Each of our volunteers brings their unique skills and experience to our diverse team, and
we’re grateful for all of the work that they do. We caught up with Gemma to hear all about the work she does as a volunteer for Options and what it means to her.

How did you first hear about Options for Supported Living?

I first heard about Options when I searched online for volunteer opportunities that involved working with vulnerable people. I’d seen the work that Options do to support people with learning disabilities and acquired brain injuries which is something I didn’t have experience in, but definitely felt drawn towards.

I got in touch with the team and after completing some shadowing shifts and training, I was eventually matched with people in the Options community that I would be supporting. I started by supporting people on an outreach basis. This meant that they only needed a little support throughout the week as they already had a certain level of independence. After this, I progressed so I was doing both outreach and some supported living on a paid basis. With supported living, I was working in teams to support people who needed 24-hour a day care.

How do you volunteer your time at Options?

The majority of my time spent volunteering at Options involved supporting people with disabilities to participate as active members of the local community. It began with getting to know the people we’re supporting and building up a trusting relationship. It also involved supporting clients in their day-to-day life, such as accompanying them food shopping, paying their bills, attending health appointments. My role also meant supporting people in our community to do the things they enjoy, such as seeing friends, visiting local parks or engaging in activities like bowling or board games.

Volunteers have a big part to play in helping to transform the lives of people in the Options community. Our role even includes providing emotional assistance for the people we support, helping them to process big life events or helping them to access professional contributions when required. As volunteers, we’re responsible for making sure that our work falls in line with the correct safeguarding and legislation.

What’s your favourite thing about being a volunteer?

My favourite thing about being a volunteer was that I was constantly learning and improving my knowledge. It gave me a sense of purpose and I felt that my efforts made a positive difference, not only in the lives of people I support, but also in my own life. I had the opportunity to meet some amazing people along the way and gain some valuable experience working alongside the team.

It allowed me to step outside of my comfort zone and develop new skills. Some days don’t feel like work, and we create some great memories. Other days can be a little more emotionally challenging, but you learn to become more tactful in the ways that you respond to challenges. As someone with a disability myself, it allowed me to explore my limits and capabilities in a way I never really anticipated.

What were you doing before becoming a volunteer?

Before becoming a volunteer at Options, I’d been doing some volunteer work with ex-offenders released from prison, for the Merseyside Offender Mentor Project, and I’d also worked in a hospitality position for a corporate law firm.

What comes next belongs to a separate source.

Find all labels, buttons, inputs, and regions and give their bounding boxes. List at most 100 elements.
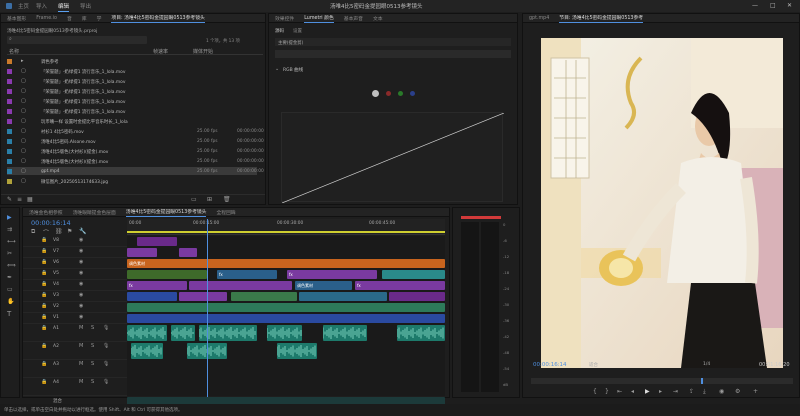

I graduated from Liverpool John Moores University in 2012 with a degree in Criminal Justice. I wasn’t necessarily a ‘student with a plan’, so after finishing my degree, I wanted to explore the different types of voluntary work available, and it led me to start volunteering at Options in 2015.

How did you spend your time before you began volunteering at Options?

Prior to starting at Options, I used to spend my time researching the different types of learning disabilities and also had a lot of great hobbies such as fitness classes and learning to play guitar. I’d also been attending a stress control course with Talk Liverpool. I didn’t know much about my condition as someone with Bipolar, so I intended to educate myself and others, to develop better coping mechanisms and become more mindful and aware of my triggers. This was important in my role as a volunteer for Options, as I had experience in supporting people with disabilities to maintain and nurture their own mental health and well-being.

What does being a volunteer at Options mean to you? How has it improved your life?

Becoming a volunteer gave my life more meaning and brought more joy into my life. It also helped me to become a more compassionate and grateful person with a better understanding of others and what matters most to people. Volunteering has helped me to appreciate the smaller things in life and accept people for who they are. It also helped me to become more open about my condition which used to feel like a difficult topic to talk about, but now I’m much more open about it.

Would you recommend becoming a volunteer at Options?

I would recommend being a volunteer at Options because it not only gives you the opportunity to gain experience and develop new skills but also provides you with the chance to learn a lot about yourself. Support work isn’t for everyone and requires patience on the more challenging days, but it is so rewarding and worth the experience. My advice for anyone considering it would be to always treat others how you’d like to be treated.

What do you think someone else would get out of it?

I think it all depends on the attitude of the person and the work they are willing to put into it. If you take on the role with an open mind and have a genuine interest in helping and understanding others, the whole experience can transform your life. Evolved people can change the world, or more simply, make it a better place for you and the people we support. You can make a real difference, I think that’s a huge deal!

How would you describe Options in 3 words?

Engaging, challenging and supportive.